Friday, June 25, 2010

No Booth, but Plenty of Bones!

Ok, so I promised some people (cough, jane, cough) updates on bones, so here goes nothing...

In Copacabana, I was supposed to just be finishing up collecting some data for my advisor, Dale, from two sites that he worked on there in 2006 or so. However, Sergio has just started to excavate a new site, Cundisa, which has about 3000 years of occupation (Yaya-Mama, Tiwanaku, and Inka) and 114 tombs that no one has looked at yet, since excavation. Sergio asked if I would go through and do a basic inventory of what each burial included bone-wise, and note anything that seemed abnormal (trauma, disease etc). Most of the burials were poorly preserved bc of years of rain as well as disturbance from plowing, and the Inka poking into other people´s burials. Freaking nosy Inka... :)

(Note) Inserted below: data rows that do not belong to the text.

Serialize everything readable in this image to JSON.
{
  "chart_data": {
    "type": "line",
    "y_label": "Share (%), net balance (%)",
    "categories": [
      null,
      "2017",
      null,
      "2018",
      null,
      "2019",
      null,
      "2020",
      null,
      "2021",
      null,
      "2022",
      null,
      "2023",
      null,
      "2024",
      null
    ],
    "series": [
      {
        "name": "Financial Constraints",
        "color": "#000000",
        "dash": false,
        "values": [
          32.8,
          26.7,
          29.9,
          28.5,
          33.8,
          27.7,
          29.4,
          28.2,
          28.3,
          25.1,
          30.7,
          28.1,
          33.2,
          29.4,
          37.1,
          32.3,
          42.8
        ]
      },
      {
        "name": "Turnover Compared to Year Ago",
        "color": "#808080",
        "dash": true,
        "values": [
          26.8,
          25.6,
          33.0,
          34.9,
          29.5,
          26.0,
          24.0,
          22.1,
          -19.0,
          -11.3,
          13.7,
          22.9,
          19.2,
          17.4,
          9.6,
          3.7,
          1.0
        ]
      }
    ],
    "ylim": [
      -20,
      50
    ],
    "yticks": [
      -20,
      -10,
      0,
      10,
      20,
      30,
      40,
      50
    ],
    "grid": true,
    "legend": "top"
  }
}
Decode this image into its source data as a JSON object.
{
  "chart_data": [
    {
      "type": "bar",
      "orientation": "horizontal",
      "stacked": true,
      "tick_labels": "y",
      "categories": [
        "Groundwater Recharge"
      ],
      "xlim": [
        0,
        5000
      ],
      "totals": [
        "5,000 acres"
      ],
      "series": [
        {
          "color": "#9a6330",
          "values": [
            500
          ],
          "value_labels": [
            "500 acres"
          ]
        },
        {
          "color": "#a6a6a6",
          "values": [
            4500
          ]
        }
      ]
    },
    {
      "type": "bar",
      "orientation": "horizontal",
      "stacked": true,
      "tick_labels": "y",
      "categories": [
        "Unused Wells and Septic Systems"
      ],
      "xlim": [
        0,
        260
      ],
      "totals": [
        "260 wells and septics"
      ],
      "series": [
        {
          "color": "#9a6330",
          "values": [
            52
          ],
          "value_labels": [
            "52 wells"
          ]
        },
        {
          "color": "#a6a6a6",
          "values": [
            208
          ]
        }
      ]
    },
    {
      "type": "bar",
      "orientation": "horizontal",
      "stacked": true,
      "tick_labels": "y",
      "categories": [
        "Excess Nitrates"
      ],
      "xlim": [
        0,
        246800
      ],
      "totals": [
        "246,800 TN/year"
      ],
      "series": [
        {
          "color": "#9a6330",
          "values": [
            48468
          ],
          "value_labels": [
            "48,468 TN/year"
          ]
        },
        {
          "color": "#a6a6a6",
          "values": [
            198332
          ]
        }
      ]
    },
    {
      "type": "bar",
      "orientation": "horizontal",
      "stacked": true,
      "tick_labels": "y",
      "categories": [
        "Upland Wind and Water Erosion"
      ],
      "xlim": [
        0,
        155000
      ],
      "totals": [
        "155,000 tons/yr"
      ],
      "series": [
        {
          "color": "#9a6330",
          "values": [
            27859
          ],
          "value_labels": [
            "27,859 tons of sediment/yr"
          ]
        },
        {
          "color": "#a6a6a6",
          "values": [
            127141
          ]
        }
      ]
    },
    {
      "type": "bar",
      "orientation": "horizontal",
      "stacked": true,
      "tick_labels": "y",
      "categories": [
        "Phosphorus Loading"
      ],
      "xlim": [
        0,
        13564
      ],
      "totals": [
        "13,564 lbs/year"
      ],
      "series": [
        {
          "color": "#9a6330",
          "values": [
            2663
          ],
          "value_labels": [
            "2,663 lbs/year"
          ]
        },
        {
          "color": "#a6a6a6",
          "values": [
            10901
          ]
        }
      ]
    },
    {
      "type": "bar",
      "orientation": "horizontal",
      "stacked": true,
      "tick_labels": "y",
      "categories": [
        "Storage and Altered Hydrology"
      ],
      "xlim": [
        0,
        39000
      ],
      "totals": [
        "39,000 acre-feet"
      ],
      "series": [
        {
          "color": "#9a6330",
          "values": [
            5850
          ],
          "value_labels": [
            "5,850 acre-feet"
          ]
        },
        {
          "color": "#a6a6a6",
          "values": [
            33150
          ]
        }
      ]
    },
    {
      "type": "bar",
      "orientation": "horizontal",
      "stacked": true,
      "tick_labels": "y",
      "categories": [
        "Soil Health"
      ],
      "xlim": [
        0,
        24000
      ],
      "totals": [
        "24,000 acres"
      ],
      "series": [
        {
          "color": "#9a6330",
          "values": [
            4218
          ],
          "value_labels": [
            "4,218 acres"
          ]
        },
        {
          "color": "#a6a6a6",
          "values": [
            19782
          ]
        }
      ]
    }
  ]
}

Anyway, found some cool stuff amongst the 114 tombs- two people with crazy bad periosteal disease and osteomyletis, lots of young children (identified only by teeth bc the bones were so terrible, ugh), and two instances of probably interpersonal violence (skull fractures! woo!). One of the skull fractures had started to heal but definitely probably caused the guys death first, and the other was operated/trephined-- ie his people cut into his skull to try and fix the injury but it definitely didnt work. Really neat for me to find though bc I´ve never seen that in the record before in my experience, and supposedly this burial is Yaya-mama (1500ish years ago) and there isn´t much previous evidence of them practicing treponation. Its possible since many of the burials were disturbed that its an Inka boy, not yayamama, but its unclear. I´m heading back to Bolivia in a week and plan to look at the excavation records and pictures and see if I can write it up for an SAA presentation/short paper etc.

Now, here in Peru, I´m comparing dental age with long bone length. Long bone length is one way many bioarchs tell age of a person at time of death, if teeth or other indicators aren´t available. However, people in the Andes are fairly short, both currently and historically and its really hasn´t been systematically studied to see how this affects ageing of skeletons. So far, after looking at my measurements on about 75 individuals 21 and under, its seems like there is about a 2 year age difference between how old their teeth say they are, and how long one would expect the long bones to be. Pretty interesting! Another archaeologist here working on ceramics thinks someone has investigated this on the North Coast of Peru so I´ll have to check out that dissertation and compare results.

Oof ok. I think thats all I got for now. I just got permission to look at a few more collections here which is good bc I finished the first 3 sites (Omo, Omo Alto, and Rio Muerto) today after just 4 days of work! Good thing theres more to see in Bolivia next week bc I had planned on this work here taking me a month or so, hahah. Oh well, so it goes!

I´m keeping my eyes open for Booth, Caryn. (OH speaking of, I saw an episode of Bones here in Spanish and it was way funny. The one of the airplane to China, of all places. They call her ¨Huesos¨which is way less cool than Bones, but understandable...)

2 comments:

  1. Ahhhhh you saw trepanation in the flesh! (there are a few things wrong with that sentence but it gets the general gist across). So cool! And the only think I can say might be missing is… “Do you know what happens when you fall in the Andes?!?” hehe. Once again, I wish I were there with you! -- Jane

    ReplyDelete
  2. hahah! actually someone suggested taht maybe he had fallen and i was like hhhhhhhhahahahahahhaha!! yes!!